Research on score differences related to national culture and measurement
Much more research is needed to explore the magnitude of score difference between national culture groups and immigrant and non-immigrant groups on a wider range of commonly used predictors. The work to date has primarily focused on differences in measures of cognitive ability and personality. Even this research has been limited to a handful of countries. Despite calls to increase our understanding of the role of culture in score differences (e.g., Helms-Lorenz et al., 2003), little research in the area of personnel assessment has heeded these calls. Future research and theoretical work are needed that explores the cultural factors responsible for these differences. Brouwers and van de Vijver (2015) provide one example of a direction this research could take. They argue that personnel assessment will not advance unless a contextualized view of assessing individual differences is taken. This is consistent with van de Vijver’s (1997) conclusion that locally developed assessments (i.e., contextualized) tend to show smaller score differences than the typical Western-style assessment (i.e., decontextualized). They propose an assessment strategy that can take a more contextualized approach which explicitly allows culture into the process of measuring individual differences.
The cross-cultural and cross-national research reviewed here points to the need to understand the degree to which tests and assessments contain culturally-specific or non-domainrelevant content, particularly as it relates to linguistic content. The inclusion of this content considerably raises the likelihood of admitting a source of contamination into the measurement process. In the domain of personnel assessment this is particularly important given that tests may be used on a global scale and used with culturally diverse populations within a country. In these cases, a lack of familiarity with content that is not related to the construct of interest can create substantial problems for accurately assessing individuals and interpreting test scores. Although best practice recommendations cover many aspects of test content when applied to the development or adaptation of tests for use globally (e.g., Byrne et al., 2009; Ryan & Tippins, 2009), these same recommendations are much less frequently applied when tests are developed for domestic use with globally diverse populations.
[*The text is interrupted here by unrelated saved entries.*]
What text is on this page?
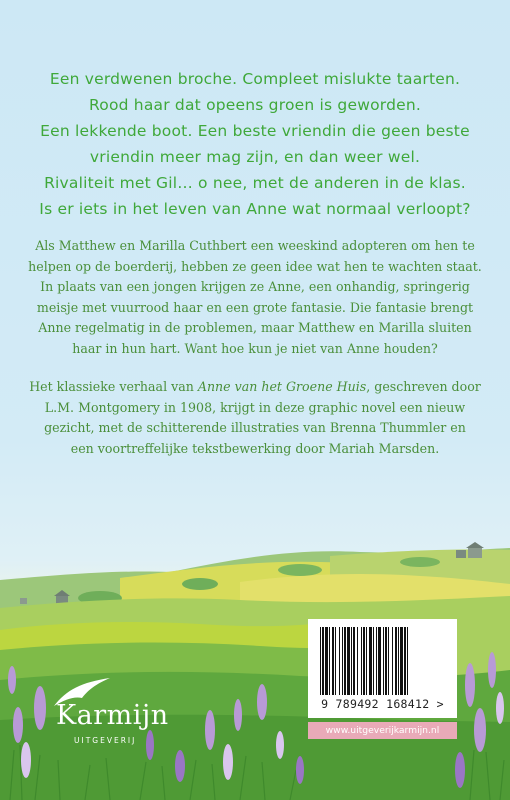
Een verdwenen broche. Compleet mislukte taarten.
Rood haar dat opeens groen is geworden.
Een lekkende boot. Een beste vriendin die geen beste
vriendin meer mag zijn, en dan weer wel.
Rivaliteit met Gil… o nee, met de anderen in de klas.
Is er iets in het leven van Anne wat normaal verloopt?
Als Matthew en Marilla Cuthbert een weeskind adopteren om hen te
helpen op de boerderij, hebben ze geen idee wat hen te wachten staat.
In plaats van een jongen krijgen ze Anne, een onhandig, springerig
meisje met vuurrood haar en een grote fantasie. Die fantasie brengt
Anne regelmatig in de problemen, maar Matthew en Marilla sluiten
haar in hun hart. Want hoe kun je niet van Anne houden?
Het klassieke verhaal van Anne van het Groene Huis, geschreven door
L.M. Montgomery in 1908, krijgt in deze graphic novel een nieuw
gezicht, met de schitterende illustraties van Brenna Thummler en
een voortreffelijke tekstbewerking door Mariah Marsden.
Karmijn
UITGEVERIJ
9 789492 168412 >
www.uitgeverijkarmijn.nl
Another area for future research is investigating the role that measurement plays in the observed score differences. This research has many possible avenues. One is further exploring how test content requiring previously acquired knowledge that is not related to the test domain impacts test performance. Although the initial work offers some insight (Fagan & Holland, 2002, 2007), more research is clearly needed. Another avenue for research is further examining ways to create test times that minimize cultural and nondomain-relevant content. One promising direction is research using items containing nonentrenched tasks (e.g., Sternberg, 1981a, 1981b, 1982a; Sternberg & Gastel, 1989; Tetewsky & Sternberg, 1986). Non-entrenched tasks are those that use novel or atypical stimuli or concepts to solve problems. The core feature of non-entrenched items is that they do not represent the natural state of problems or stimuli in everyday life (Sternberg, 1982b). For example, Sternberg (1981a) described a number of non-entrenched tasks including one for which individuals need to determine the physical state of an object (e.g., liquid or solid) and the object’s fictional name (e.g., plin, kwef) as it moves from north to south or south to north on the fictional planet Kryon from a set of rules presented at the start of the task. Although the initial work suggests that the use of these items can reduce score differences (e.g., Sternberg, 2006), more work is needed to better understand how these items work and whether there are boundary conditions on their effectiveness.
More generally, research is needed to articulate the knowledge structures, cognitive process and cognitive strategies that are required to solve a test problem, as well as understand how these processes lead to items being more or less difficult for test-takers (Embretson, 1983). On a related note, theoretical work has also been devoted to understanding how stimulus features of items contribute to item difficulty and impact item performance (e.g., Irvine & Kyllonen, 2002; Lievens & Sackett, 2007).